Dr.-Ing. Petra Gospodnetić hat im Rahmen ihrer Dissertation eine Software entwickelt, die eine automatische Inspektion bei industriellen Herstellungsprozessen erheblich verbessert. Nicht nur die Fachwelt ist von ihren Ergebnissen beeindruckt. Die studierte Informatikerin ist inzwischen Arbeitsgruppenleiterin am Fraunhofer-Institut für Techno- und Wirtschaftsmathematik in Kaiserslautern.

Von Unispectrum live • Christine Pauli

„Jedes Teil, jede Tasse oder alles, was man beispielsweise im Auto sieht, muss irgendwann im Herstellungsprozess geprüft werden. Dafür gibt es verschiedene Möglichkeiten“, beginnt Petra Gospodnetić ihre Erklärung, fragt man die junge Ingenieurin nach den Inhalten ihrer Forschung. Im Rahmen ihrer Doktorarbeit hat sie sich mit der sogenannten automatischen Inspektion beschäftigt: „Wie man ein automatisches Prüfsystem konzipiert. Welche Komponenten man braucht.“ Bei der Herstellung einfach geformter Gegenstände wie beispielsweise quadratischen Produkten sei dies nicht besonders schwierig. Ihr Fokus liege auf komplexen Formen, wie sie anfügt.

Dazu sollte man grundsätzlich wissen, dass die Sichtprüfung nach wie vor die am weitesten verbreitete Prüfmethode in der Industrie ist. Soll heißen: Noch immer übernehmen Menschen einen Großteil der visuellen Inspektionen, „was allerdings mit zahlreichen Nachteilen verbunden ist“, wie Petra Gospodnetić erklärt. Denn eine solche Prüfung sei sehr subjektiv, manchmal vielleicht inkonsequent. Und eine Ermüdung der Prüfenden könne das Ergebnis zusätzlich beeinflussen: „Daher werden von Forschung und Industrie große Anstrengungen unternommen, automatisierte Prüfsysteme einzuführen.“

Eine Herausforderung dabei ist die maschinelle Bildverarbeitung. Einem Laien sei vereinfacht erklärt, dass es darum geht, wie eine Kamera und die Beleuchtung auf ein produziertes Teil ausgerichtet sein müssen, sodass – wenn denn vorhanden – möglichst alle Fehler erkannt werden, die in dem vorangegangenen Produktionsprozess entstanden sein könnten. Und eine solche Inspektion soll möglichst automatisch ablaufen, gesteuert von einem Computersystem, sodass der Mensch keine Zeit und Mühe mehr investieren muss.

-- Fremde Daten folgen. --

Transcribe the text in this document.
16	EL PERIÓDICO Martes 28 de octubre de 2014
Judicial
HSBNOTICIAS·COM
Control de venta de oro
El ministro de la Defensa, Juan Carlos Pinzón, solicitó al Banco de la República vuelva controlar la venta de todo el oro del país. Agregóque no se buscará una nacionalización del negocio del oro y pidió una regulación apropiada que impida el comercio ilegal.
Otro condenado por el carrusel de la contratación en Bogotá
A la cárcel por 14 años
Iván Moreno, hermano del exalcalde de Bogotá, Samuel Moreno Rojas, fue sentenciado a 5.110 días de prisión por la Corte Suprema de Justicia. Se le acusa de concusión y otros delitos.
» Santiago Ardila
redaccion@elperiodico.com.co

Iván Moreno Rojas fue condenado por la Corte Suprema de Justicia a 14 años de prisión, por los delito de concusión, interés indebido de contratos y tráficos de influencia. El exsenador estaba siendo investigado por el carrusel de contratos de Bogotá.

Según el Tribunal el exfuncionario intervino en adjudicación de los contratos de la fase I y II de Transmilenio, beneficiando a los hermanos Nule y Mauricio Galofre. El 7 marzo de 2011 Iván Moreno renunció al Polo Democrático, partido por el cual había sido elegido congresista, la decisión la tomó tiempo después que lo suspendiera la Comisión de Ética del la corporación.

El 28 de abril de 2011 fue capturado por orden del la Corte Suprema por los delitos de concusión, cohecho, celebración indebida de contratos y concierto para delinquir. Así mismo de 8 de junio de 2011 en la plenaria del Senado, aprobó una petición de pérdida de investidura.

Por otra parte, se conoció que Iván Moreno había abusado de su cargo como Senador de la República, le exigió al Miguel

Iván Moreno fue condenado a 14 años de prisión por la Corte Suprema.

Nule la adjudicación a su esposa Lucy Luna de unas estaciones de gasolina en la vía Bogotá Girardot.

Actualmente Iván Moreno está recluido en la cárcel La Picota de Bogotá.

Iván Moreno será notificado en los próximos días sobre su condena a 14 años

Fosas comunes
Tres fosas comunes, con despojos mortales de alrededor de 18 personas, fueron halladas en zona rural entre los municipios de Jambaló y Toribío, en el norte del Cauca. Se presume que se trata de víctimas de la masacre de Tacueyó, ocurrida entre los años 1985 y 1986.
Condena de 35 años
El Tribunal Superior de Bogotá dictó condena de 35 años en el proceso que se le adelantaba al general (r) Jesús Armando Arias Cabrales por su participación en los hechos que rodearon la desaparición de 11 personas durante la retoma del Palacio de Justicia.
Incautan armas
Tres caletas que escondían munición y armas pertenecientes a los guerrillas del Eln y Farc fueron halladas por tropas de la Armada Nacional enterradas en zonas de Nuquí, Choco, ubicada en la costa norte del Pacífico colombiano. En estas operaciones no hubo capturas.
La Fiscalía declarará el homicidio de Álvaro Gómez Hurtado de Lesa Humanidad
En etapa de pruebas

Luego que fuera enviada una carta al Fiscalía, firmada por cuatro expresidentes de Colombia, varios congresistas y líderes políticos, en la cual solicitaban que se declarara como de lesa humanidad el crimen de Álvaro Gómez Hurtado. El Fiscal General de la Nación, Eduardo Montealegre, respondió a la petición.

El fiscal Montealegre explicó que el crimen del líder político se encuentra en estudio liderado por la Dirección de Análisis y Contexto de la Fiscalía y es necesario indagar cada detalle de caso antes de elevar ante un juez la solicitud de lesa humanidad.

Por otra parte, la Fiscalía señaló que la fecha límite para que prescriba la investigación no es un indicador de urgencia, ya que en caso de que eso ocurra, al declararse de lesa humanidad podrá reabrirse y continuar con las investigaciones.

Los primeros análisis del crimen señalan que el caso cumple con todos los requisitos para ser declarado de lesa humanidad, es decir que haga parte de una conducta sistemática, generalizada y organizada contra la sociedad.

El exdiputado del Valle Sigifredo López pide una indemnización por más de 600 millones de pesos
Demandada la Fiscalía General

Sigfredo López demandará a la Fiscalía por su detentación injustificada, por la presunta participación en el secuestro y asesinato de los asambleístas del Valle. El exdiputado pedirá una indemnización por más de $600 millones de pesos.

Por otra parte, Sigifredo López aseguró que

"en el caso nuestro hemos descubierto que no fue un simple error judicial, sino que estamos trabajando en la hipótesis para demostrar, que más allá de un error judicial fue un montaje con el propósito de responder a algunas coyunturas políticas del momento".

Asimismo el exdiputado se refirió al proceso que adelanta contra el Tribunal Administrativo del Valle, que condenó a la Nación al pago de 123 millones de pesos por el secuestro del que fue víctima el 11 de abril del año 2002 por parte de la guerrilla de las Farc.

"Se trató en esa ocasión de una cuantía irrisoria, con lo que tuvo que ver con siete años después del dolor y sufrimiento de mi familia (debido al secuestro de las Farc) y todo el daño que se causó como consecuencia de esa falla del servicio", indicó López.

„Die heutigen automatischen Inspektionssysteme sind starr und funktionieren nur für bestimmte Produkte“
Es gebe zwar bereits automatische Inspektionssysteme, differenziert es Petra Gospodnetić weiter, diese seien aber starr und funktionieren nur für bestimmte Produkte. „Sie können beispielsweise nur einen bestimmten Satz an Fehlern erkennen.“ Und ist eine Änderung der Produktion nötig, dann sei die Anpassung des Systems nur begrenzt möglich, zudem teuer. Und außerdem: „Tritt während der Produktion eine unvorhergesehene Situation ein, kann das korrekte Verhalten des Systems nicht garantiert werden.“ Aus diesen Gründen seien automatisierte Inspektionssysteme derzeit weder gut anpassbar noch zweckmäßig flexibel. „Und damit schränken sie den Übergang zu einer Industrie 4.0-Produktion insgesamt ein.“ Gemeint ist jene Industrie, die Maschinen und Abläufe in der Industrie mithilfe von Informations- und Kommunikationstechnologien intelligent vernetzt. Petra Gospodnetić: „Was nützt eine hohe Prozessanpassung, wenn sie bei der Inspektion endet, die immer noch zu starr und unflexibel ist?“

Position und Geräteeigenschaft von Beleuchtung und Kamera ermitteln
Was könnte ein konkreter Anwendungsfall sein? Ein automatisches Oberflächeninspektionssystem für eine Flugzeug-Blisk, meint Petra Gospodnetić. Eine Turbinenscheibe sei das, die sowohl die Rotorscheibe als auch die Schaufeln umfasst. „Blisks bestehen aus Metall und werden mit CNC-Fräsmaschinen hergestellt.“ Die Produktion sei teuer und die Qualitätsstandards sind aus verschiedenen Gründen, vor allem aber aus Sicherheitsgründen sehr hoch. „Nehmen wir an, eine Oberflächenprüfung soll an der kompletten Blisk durchgeführt werden. Die geometrische Komplexität, die Freiformflächen der Schaufeln und die engen Abstände zwischen ihnen führen zu einer Reihe von blinden Flecken und machen es schwierig, Kamerapositionen zu finden, die die gesamte Oberfläche zuverlässig abdecken.“ Darüber hinaus führe die Oberflächenkrümmung in Kombination mit der hochglanzpolierten Metalloberfläche und der Mikrostruktur zu einem unterschiedlichen Erscheinungsbild der Oberfläche in einem einzigen Bild mit unterschiedlichen Helligkeiten, von Schatten bis zu übersättigten Bereichen. „Allein diese Probleme machen es schon schwierig, ein System zu entwickeln, das eine adäquate Abbildung der gesamten Oberfläche garantiert.“

Und sie beschreibt die Herausforderung weiter: „Um die geeignete Aufnahmekonfiguration für jeden Fehlertyp festzulegen, benötigt der Experte eine erhebliche Anzahl physischer Fehlermuster, die aufgrund der Fehlerknappheit und des Preises eines einzelnen Produkts unmöglich zu liefern ist.“ Außerdem müsse man bei einer Handhabung der Blisks besonders vorsichtig sein, um zu vermeiden, dass die Oberfläche unbeabsichtigt beschädigt wird „und somit nicht Fehler in ein Produkt eingebracht werden, das teuer in der Herstellung ist“.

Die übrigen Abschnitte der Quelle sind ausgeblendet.